A fundamental aspect of modeling that ultimately may determine the limits both of predictive performance and interpretability is that of representation. (I think it’s a sort of Inductive Bias)
It is possible for a learned representation to compensate for an input representation that is only weakly related to the properties of interest, but it is inevitably a harder problem to solve and the resulting model will be likely harder to interpret since any explanations must eventually be mapped back to the input representation.

4.2.Cost and Complexity

State of the art approaches continue to push the limits of what is possible in terms of size.
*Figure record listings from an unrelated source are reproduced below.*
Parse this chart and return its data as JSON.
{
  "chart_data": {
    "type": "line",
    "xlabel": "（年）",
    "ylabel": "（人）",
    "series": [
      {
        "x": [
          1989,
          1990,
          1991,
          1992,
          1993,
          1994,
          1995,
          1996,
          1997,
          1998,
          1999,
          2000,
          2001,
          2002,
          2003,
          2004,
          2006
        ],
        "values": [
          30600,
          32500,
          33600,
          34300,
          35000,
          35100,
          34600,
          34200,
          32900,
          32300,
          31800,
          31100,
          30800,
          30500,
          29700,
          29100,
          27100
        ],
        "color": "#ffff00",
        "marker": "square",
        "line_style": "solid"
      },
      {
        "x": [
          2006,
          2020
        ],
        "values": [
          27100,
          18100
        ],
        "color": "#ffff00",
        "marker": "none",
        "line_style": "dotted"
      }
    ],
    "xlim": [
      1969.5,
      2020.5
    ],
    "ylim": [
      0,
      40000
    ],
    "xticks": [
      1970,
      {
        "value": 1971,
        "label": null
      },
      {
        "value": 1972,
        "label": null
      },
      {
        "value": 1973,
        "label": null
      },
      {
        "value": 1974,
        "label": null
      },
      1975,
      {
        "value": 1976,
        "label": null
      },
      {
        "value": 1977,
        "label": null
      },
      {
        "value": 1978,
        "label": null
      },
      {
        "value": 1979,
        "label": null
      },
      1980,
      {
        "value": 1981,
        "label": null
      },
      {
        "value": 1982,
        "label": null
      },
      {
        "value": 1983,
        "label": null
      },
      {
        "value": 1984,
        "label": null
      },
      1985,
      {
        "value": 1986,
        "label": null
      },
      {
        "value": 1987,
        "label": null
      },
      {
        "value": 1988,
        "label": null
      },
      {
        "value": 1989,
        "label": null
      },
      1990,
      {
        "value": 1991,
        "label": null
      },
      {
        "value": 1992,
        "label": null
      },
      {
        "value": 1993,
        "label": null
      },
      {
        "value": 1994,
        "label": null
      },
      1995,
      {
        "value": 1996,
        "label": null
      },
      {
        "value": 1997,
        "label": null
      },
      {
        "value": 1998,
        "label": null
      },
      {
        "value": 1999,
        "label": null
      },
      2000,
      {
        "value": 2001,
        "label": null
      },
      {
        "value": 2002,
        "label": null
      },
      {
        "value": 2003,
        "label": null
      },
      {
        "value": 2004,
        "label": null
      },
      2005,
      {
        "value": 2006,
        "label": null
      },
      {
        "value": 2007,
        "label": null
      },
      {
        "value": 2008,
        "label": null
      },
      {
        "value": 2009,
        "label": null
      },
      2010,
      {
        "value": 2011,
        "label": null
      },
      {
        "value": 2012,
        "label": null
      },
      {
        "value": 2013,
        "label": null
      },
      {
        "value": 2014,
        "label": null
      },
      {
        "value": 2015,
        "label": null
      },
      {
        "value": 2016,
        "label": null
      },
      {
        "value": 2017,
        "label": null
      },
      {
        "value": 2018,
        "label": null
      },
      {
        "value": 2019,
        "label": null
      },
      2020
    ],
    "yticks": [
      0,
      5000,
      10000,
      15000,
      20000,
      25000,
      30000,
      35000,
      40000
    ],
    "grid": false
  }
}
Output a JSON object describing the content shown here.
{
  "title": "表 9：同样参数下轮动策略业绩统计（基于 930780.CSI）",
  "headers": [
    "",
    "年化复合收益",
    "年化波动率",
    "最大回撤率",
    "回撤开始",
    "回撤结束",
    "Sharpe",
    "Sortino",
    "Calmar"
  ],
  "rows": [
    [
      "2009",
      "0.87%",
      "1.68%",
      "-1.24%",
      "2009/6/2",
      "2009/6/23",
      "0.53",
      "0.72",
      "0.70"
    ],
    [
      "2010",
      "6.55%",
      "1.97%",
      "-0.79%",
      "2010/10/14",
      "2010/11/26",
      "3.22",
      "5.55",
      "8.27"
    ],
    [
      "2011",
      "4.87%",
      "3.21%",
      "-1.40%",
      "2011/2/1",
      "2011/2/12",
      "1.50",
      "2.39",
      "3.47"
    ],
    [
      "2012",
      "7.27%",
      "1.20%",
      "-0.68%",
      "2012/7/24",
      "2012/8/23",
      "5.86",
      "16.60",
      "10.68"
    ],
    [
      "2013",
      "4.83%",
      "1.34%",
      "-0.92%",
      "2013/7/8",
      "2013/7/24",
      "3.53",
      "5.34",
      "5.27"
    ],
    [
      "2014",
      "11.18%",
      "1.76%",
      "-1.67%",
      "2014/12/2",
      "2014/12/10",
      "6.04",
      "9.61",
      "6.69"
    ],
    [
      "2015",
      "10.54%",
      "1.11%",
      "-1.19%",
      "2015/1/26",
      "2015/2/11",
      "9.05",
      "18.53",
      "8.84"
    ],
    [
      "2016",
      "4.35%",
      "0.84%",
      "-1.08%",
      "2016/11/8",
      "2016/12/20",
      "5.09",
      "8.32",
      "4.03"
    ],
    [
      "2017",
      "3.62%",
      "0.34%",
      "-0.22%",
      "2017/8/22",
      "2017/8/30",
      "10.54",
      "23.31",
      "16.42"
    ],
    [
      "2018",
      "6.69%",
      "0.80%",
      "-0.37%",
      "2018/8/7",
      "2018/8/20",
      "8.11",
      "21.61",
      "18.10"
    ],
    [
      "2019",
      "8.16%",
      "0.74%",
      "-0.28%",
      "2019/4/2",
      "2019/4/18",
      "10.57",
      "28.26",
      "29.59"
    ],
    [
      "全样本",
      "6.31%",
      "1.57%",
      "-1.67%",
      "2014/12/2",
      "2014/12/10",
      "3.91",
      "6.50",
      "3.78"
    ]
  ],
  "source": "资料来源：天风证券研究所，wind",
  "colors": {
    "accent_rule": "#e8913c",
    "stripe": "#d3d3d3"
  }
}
The compute costs alone for training one GPT-3 model have been estimated at $4.6 million.
Away from the bleeding edge the increased costs of training associated with the drive toward ever larger and more complex model architectures have a number of potential consequences:
- the ability to reliably and robustly converge the training of these models is negatively impacted
- the ability to explore model variability within a specific architecture is reduced
- Increasing training costs is that it greatly limits the scope for performing hyperparameter optimization
Beyond issues of democratization, extreme complexity has potentially serious implications for rigorous scientific review and debate over new techniques and results.

5.The Future of Deep Learning

In the context of typical computational chemistry applications, such as QSAR modeling, the sometimes marginal improvements in predictive performance provided by deep learning are difficult to justify when balanced against the increased cost and reduced interpretability.
One area where computational chemistry more frequently has access to large datasets is at the intersection with readouts such as transcriptomics or high content imaging.
Challenges resulting from the computational cost and complexity of modern deep learning approaches seem likely to persist for the foreseeable future. Providing programmatic (API) access to very large models, such as GPT-3, would be one way to address this challenge.